A moda na web

Nos Estados Unidos, o segmento de modas e acessório é líder em vendas com algo como 14% do faturamento de e-commerce ou US$ 25 bilhões. Por aqui, o hábito e a cultura de adquirir itens com essa característica pela web ainda é uma novidade, mas a partir da ascensão de 2009 para o ano passado, quando o mercado, até então marginal, saiu da 20a posição no ranking setorial de vendas, para a 6a colocação, ele passou a chamar a atenção.

“Os gestores locais começaram a ver benchmarks do exterior e ao mesmo tempo viram que quem investiu localmente estava conseguindo bons resultados, o que provocou um movimento forte de investimentos em projetos no último ano, algo que continua agora”, aponta Marcelo Povoa, sócio da MPP, agência digital que trabalha em projetos do setor como o tocado para as marcas Cantão, Redley e Kenner, todas do mesmo dono.

Para o empresário português David Bernardo, CEO da HiPXiK, um clube de compras multimarcas na web, o Brasil ainda está na fase inicial do e-commerce de moda. “Vejo algo semelhante ao mercado europeu, com os negócios se iniciando pelos clubes de vendas privadas para depois haver uma conversão de sites próprios das marcas. Mas vejo muitas empresas do setor buscando a migração”, observa.

Mas o que explica a ascensão de vendas e representatividade do setor em 2010? O primeiro fator é o fenômeno dos clubes de compras e dos sites de ofertas coletivas, o outro é a presença do varejo com seu braço de moda. “Esse salto aconteceu principalmente devido aos projetos online dos grandes varejistas de moda do país como Renner, Pernambucanas, Marisa etc. Para 2011, sabemos que praticamente todas as marcas de expressão já têm ou estão desenhando suas estratégias on-line”, avalia Flávio Pripas, sócio fundador do byMK, uma rede social ligada ao setor de moda.
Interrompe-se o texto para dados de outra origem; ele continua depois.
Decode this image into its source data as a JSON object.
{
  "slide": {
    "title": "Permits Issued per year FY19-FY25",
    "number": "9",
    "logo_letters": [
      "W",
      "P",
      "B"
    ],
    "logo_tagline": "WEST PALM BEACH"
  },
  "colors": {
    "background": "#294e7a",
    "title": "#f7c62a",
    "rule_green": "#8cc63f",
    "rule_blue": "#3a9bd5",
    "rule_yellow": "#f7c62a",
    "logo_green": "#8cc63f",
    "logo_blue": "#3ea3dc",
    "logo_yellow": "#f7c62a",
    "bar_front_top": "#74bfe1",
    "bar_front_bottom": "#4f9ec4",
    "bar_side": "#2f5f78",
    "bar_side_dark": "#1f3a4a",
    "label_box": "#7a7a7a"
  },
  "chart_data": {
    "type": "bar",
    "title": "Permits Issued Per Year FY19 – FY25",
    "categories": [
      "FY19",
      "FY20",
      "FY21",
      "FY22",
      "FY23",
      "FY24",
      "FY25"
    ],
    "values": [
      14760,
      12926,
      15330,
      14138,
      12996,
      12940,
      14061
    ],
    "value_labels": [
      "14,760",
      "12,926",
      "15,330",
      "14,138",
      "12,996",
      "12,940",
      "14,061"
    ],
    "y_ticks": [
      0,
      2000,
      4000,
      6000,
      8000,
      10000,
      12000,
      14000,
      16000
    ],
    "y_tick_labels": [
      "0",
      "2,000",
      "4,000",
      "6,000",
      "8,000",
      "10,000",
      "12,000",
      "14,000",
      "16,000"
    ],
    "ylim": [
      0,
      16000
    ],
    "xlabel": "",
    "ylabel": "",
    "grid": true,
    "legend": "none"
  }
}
No entanto, o executivo da MPP admite que o setor exige estudo e maior planejamento que outras áreas, e tenta explicar a demora de atenção para as lojas virtuais. “Existem complexidades e custos, e isto também explica o conservadorismo do setor e sua demora em investir. A logística é uma grande barreira e montar a loja virtual pode ser muito mais trabalhoso que uma loja física. Além disso, nos últimos anos o varejo teve vendas aquecidas e isso também freou um pouco os investimentos na web”, argumenta.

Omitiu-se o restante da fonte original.